Le prolongement atlantique des terres marocaines n’est pas aussi évident ; mais Gentil, qui connaît si bien la structure et la nature du Magreb, en est partisan. Selon ce savant géologue, les Canaries sont dans le prolongement de la Meseta marocaine, englobée comme son homologue, la Meseta ibérique, dans les plissements alpins, et les plis du Haut Atlas y viennent mourir en s’atténuant. Le canal qui sépare les Canaries de la côte méridionale du Maroc serait, d’après lui, comparable au détroit de Gibraltar, et, de même que d’un côté et d’autre de celui-ci il y a une continuité parfaite entre les systèmes rifain et pénibétique, les îles de l’archipel espagnol représenteraient l’émersion, de l’autre côté du canal, des plis de l’Atlas qui s’abaissent sous l’Atlantique entre Agadir et le cap Guir.

Pour beaucoup de raisons, il nous paraît difficile de comparer avec le détroit de Gibraltar ce canal qui, au large de Fuerteventura et non loin de ses côtes, offre déjà une profondeur qui oscille entre 1 000 et 1 500 mètres. Mais cela n’empêche pas que nous partagions l’opinion que le piédestal sédimentaire sur lequel s’appuient sans doute les Canaries ait été, en d’autre temps, soudé au continent africain.

Une opinion semblable est professée par Termier, pour lequel ou bien la Meseta marocaine se prolongeait longitudinalement en séparant à travers l’Atlantique deux chaînes alpines, l’Atlas et le Rif, ou bien le vrai système alpin s’arrêtait entre Trafalgar et Tanger, brisé « par l’obstacle infranchissable d’un immense morceau des Altaïdes, aujourd’hui coupé en deux par l’effondrement de l’Atlantide, réunissant autrefois la Meseta marocaine et la Meseta espagnole[14] ».
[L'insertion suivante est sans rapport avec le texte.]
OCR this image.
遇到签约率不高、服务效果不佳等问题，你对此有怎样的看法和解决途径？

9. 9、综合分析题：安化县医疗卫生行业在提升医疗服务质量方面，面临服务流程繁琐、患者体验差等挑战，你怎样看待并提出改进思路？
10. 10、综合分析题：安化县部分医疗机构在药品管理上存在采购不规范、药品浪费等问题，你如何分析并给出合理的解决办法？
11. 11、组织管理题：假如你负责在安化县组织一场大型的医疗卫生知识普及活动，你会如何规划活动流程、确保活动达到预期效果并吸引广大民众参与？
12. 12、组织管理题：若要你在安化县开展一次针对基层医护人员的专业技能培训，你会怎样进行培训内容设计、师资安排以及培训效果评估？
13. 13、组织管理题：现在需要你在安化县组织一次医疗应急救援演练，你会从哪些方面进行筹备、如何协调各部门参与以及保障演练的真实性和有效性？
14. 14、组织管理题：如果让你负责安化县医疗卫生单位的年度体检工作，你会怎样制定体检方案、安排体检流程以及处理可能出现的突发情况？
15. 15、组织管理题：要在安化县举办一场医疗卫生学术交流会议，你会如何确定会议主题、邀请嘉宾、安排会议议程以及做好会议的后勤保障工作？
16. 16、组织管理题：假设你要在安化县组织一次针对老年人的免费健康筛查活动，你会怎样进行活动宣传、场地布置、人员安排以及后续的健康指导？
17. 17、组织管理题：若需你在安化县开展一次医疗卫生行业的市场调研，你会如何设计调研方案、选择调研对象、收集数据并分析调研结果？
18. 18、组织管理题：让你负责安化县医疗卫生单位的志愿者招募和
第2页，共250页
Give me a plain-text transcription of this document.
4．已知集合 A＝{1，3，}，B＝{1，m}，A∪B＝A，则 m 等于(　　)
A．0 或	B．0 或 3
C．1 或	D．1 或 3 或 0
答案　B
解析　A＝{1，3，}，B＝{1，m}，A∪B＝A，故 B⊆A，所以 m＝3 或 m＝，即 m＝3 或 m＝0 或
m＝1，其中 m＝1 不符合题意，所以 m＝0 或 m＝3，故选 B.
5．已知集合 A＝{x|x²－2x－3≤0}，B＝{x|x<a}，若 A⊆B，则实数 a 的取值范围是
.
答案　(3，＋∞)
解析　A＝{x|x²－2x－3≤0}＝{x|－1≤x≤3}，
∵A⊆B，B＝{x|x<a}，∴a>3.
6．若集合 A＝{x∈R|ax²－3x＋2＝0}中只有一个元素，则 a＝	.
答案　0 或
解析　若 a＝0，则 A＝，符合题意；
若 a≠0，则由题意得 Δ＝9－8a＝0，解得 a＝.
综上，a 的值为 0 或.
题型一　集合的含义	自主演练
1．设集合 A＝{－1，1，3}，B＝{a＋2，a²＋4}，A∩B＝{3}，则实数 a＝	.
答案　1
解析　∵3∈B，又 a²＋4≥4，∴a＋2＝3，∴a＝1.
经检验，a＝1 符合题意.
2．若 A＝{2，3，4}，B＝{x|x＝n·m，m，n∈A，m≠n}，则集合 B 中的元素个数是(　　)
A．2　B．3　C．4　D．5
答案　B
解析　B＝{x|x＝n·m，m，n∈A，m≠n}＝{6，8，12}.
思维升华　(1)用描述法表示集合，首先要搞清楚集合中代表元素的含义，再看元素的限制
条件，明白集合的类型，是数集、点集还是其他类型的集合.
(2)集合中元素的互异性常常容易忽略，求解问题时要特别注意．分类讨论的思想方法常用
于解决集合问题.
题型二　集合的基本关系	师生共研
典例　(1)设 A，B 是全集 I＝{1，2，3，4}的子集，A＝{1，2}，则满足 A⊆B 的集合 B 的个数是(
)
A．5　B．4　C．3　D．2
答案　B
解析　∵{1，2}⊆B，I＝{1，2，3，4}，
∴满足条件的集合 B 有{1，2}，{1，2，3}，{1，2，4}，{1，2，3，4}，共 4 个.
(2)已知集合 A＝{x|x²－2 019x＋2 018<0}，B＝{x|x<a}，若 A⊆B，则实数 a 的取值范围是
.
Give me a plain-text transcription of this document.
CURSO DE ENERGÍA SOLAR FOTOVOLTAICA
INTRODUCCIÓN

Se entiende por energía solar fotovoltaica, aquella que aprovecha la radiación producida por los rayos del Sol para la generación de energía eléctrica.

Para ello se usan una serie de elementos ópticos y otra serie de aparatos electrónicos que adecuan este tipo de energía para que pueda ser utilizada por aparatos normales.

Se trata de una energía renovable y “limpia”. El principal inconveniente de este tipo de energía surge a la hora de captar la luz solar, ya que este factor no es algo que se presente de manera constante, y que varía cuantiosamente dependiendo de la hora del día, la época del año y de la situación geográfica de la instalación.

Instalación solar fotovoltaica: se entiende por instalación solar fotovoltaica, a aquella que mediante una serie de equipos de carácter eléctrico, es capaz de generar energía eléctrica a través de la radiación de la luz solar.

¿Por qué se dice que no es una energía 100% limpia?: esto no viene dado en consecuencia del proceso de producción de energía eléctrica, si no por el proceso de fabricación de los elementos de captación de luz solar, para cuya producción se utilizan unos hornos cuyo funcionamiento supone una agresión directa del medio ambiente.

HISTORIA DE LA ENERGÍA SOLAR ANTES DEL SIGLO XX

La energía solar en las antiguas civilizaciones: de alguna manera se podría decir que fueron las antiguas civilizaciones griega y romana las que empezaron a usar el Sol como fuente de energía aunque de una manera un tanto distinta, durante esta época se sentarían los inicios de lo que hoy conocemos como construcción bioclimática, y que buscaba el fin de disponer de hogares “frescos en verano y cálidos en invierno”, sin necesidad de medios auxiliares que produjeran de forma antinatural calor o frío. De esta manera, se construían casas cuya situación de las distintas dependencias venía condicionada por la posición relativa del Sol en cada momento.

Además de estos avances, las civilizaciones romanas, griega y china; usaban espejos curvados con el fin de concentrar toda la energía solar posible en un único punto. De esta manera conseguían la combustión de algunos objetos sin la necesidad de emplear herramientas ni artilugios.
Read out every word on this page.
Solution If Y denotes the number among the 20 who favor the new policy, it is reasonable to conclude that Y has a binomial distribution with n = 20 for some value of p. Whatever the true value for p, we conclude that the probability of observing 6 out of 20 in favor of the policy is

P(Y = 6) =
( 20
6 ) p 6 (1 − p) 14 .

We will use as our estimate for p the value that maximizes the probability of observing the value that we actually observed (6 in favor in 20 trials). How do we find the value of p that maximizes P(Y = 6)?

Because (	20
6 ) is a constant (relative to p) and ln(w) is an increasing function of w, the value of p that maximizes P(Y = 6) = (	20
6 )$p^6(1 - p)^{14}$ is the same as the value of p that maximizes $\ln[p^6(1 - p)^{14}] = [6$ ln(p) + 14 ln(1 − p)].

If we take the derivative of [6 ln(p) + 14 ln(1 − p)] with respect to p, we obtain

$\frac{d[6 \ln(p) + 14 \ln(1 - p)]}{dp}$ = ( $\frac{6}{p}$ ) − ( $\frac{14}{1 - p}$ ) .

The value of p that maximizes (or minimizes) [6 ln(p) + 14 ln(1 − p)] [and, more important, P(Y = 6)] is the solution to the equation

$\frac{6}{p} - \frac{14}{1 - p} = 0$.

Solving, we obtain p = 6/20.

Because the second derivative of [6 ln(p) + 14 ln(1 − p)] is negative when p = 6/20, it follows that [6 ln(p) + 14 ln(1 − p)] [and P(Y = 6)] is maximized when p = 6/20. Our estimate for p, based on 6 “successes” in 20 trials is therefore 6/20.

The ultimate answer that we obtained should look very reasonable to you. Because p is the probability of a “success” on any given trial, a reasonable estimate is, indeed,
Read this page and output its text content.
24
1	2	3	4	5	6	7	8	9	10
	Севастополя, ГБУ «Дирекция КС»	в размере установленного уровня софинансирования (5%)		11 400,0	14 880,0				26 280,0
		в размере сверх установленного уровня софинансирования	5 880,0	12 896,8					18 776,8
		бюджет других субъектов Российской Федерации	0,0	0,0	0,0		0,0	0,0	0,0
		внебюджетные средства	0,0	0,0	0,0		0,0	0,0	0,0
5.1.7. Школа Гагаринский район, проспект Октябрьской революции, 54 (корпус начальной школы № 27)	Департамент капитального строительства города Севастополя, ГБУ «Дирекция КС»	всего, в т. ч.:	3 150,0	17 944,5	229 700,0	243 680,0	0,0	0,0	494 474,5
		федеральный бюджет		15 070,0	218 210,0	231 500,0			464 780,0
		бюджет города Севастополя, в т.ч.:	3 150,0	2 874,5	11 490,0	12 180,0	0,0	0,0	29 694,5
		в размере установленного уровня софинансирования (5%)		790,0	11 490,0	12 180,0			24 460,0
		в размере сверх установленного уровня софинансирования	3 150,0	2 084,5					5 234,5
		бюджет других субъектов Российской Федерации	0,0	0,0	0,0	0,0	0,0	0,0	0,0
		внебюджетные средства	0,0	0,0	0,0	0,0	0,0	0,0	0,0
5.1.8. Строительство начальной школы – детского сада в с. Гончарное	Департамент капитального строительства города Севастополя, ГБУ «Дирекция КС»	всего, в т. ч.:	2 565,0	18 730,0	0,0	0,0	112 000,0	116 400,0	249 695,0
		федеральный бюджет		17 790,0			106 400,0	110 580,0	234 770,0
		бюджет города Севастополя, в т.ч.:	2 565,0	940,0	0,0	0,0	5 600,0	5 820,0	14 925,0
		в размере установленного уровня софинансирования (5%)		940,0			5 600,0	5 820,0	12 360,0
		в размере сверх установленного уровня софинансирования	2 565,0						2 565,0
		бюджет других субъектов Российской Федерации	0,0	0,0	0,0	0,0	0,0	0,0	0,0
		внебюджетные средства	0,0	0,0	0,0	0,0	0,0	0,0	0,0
Le problème paraît donc être de fixer l’époque où les Canaries actuelles, ou leur plate-forme sédimentaire, furent séparées du sol africain. À ce point de vue, les opinions sont loin d’être d’accord, comme nous allons le voir.

Jusqu’à présent, les estimations des divers auteurs, bien qu’elles concordent sur le point que le phénomène est très récent géologiquement parlant, n’arrivent pas à fixer le moment d’une manière assez précise pour nous permettre d’affirmer que le souvenir en a pu ou non parvenir aux hommes à l’aurore de l’histoire.

L’existence aux Canaries d’espèces disparues est une arme à deux tranchants, comme le démontre clairement l’étude faite par Dollfus des fossiles recueillis au Rio de Oro par le P. Font. Des 28 espèces rapportées par le géologue espagnol, 23 sont encore vivantes, 19 sont communes avec le Pliocène, 16 étaient déjà connues au Miocène et 7 sont caractéristiques du Quaternaire. Appliquant à notre problème les enseignements qui découlent de son étude, l’auteur n’ose rien affirmer sur la séparation des Canaries, sinon qu’elle est certainement d’âge post-miocène et peut-être plus récente[15].

En se basant sur un autre ordre de considérations, Gentil arrive à des conclusions également imprécises. L’existence, tout le long de la côte entre Mogador et Agadir, de grès tortoniens à Ostræa crassissima, antérieurs aux plissements de la région, démontre que l’effondrement de la chaîne est certainement post-miocène. En outre, une bande presque continue de Plaisancien, bien déterminé par sa faune de Pectinidés, borde la côte de Tanger au Sous. Ce Plaisancien s’élève sur le flanc septentrional du Cap Guir et recouvre ensuite jusqu’à Agadir les plateaux côtiers à une altitude de 200 à 250 m. « Ce terrain, dit Gentil, a pris part aux derniers mouvements de la chaîne et les plissements du Plaisancien sont encore visibles dans les brachyanticlinaux qui, dans la région littorale, surgissent, comme au Djebel Hadid, du Crétacé tabulaire[16]. » De ce fait, il déduit avec une grande probabilité que la séparation de l’Afrique et des Canaries serait de la fin du Pliocène ou peut-être du Quaternaire. Dans un travail postérieur, après avoir reconnu que l’âge de l’Atlas dans ces régions ne peut être précisé au moins d’une façon absolue, il se montre plus enclin à dater du Quaternaire l’effondrement des plis de la chaîne, phénomène auquel est dû le canal qui sépare aujourd’hui l’archipel des côtes africaines[17].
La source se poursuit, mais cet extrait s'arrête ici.